"Soon?" she asked.
"In two or three days. That is, if the Compania don't get the Spaniards to lay hands on me. By the way, you may as well know now that I had to get Mrs. Hatherly to lend me part, at least, of the necessary money."
Jacinta flushed visibly. "You will not be vindictive, though, of course, I have now and then been hard on you."
"I shouldn't venture to blame you. As we admitted, there are occasions on which one has to resort to drastic remedies."
Jacinta stopped him with a gesture. "Please – you won't," she said. "Of course, I deserve it, but you will try to forgive me. You can afford to – now."
She stood still a moment in the moonlight, an ethereal, white-clad figure, with a suggestion of uncertainly and apprehension in her face which very few people had ever seen there before, and then turned abruptly, with a little smile of relief, as Miss Gascoyne came towards them.
"He's going out, Muriel. You will thank him – I don't seem able to," she said.
Muriel came forward with outstretched hands, and in another moment Austin, to his visible embarrassment, felt her warm grasp.
"Oh," she said, "Mrs. Hatherly knew you meant to.
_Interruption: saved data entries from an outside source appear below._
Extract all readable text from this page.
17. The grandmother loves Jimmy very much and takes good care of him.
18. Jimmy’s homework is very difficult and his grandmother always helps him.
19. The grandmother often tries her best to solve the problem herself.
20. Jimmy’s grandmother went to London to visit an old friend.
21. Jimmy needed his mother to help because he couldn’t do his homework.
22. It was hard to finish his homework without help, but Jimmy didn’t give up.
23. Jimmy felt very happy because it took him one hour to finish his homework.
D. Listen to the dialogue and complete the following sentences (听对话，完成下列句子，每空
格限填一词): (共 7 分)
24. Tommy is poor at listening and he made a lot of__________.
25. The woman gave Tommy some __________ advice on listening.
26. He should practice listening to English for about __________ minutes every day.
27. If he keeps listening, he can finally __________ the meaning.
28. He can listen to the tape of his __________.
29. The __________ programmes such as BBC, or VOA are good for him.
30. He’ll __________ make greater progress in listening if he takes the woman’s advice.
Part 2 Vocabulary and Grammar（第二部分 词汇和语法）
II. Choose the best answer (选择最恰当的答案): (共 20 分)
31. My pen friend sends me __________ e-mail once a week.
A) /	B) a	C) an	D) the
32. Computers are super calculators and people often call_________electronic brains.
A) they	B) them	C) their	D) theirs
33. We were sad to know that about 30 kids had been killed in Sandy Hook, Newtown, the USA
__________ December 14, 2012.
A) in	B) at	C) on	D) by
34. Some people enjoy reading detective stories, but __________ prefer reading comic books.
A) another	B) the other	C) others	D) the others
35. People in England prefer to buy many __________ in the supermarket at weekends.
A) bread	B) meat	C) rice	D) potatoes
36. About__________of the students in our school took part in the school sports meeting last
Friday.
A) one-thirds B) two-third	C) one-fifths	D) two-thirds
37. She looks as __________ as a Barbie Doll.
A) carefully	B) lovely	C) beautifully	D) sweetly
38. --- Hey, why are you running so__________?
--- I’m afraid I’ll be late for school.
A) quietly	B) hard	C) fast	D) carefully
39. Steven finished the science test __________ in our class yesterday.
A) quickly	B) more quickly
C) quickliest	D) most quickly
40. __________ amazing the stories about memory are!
I feel quite sure I can trust you to bring him back to me."
Austin managed to disengage his hands, and smiled a little, though it was Jacinta he looked at.
"I think," he said, "I have a sufficient inducement for doing what I can. Still, you will excuse me. There are one or two points I want to talk over with Captain Farquhar."
He turned away, and twenty minutes later Jacinta, standing on the bridge-deck, alone, watched his boat slide away into the blaze of moonlight that stretched suggestively towards Africa.
CHAPTER X
JACINTA IS NOT CONTENT
Darkness was closing down on the faintly shining sea, and the dull murmur of the surf grew louder as the trade-breeze died away, when Jacinta and Muriel Gascoyne sat in the stern of a white gig which two barefooted Canarios pulled across Las Palmas harbour on the evening on which Austin was to sail. In front of them the spray still tossed in filmy clouds about the head of the long, dusky mole, and the lonely Isleta hill cut black as ebony against a cold green transparency, while skeins of lights twinkled into brilliancy round the sweep of bay. Jacinta, however, saw nothing of this. She was watching the Estremedura's dark hull rise higher above the line of mole, and listening to one of the boatmen who accompanied the rhythmic splash of oars with a little melodious song. She long afterwards remembered its plaintive cadence and the words of it well.
"Las aves marinas vuelen encima la mar," he sang, and then while the measured thud and splash grew a trifle faster, "No pueden escapar las penas del amor."
He did not seem to know the rest of it, and when she had heard the stanza several times Jacinta, who saw Muriel's eyes fixed upon her enquiringly, made a little half-impatient gesture.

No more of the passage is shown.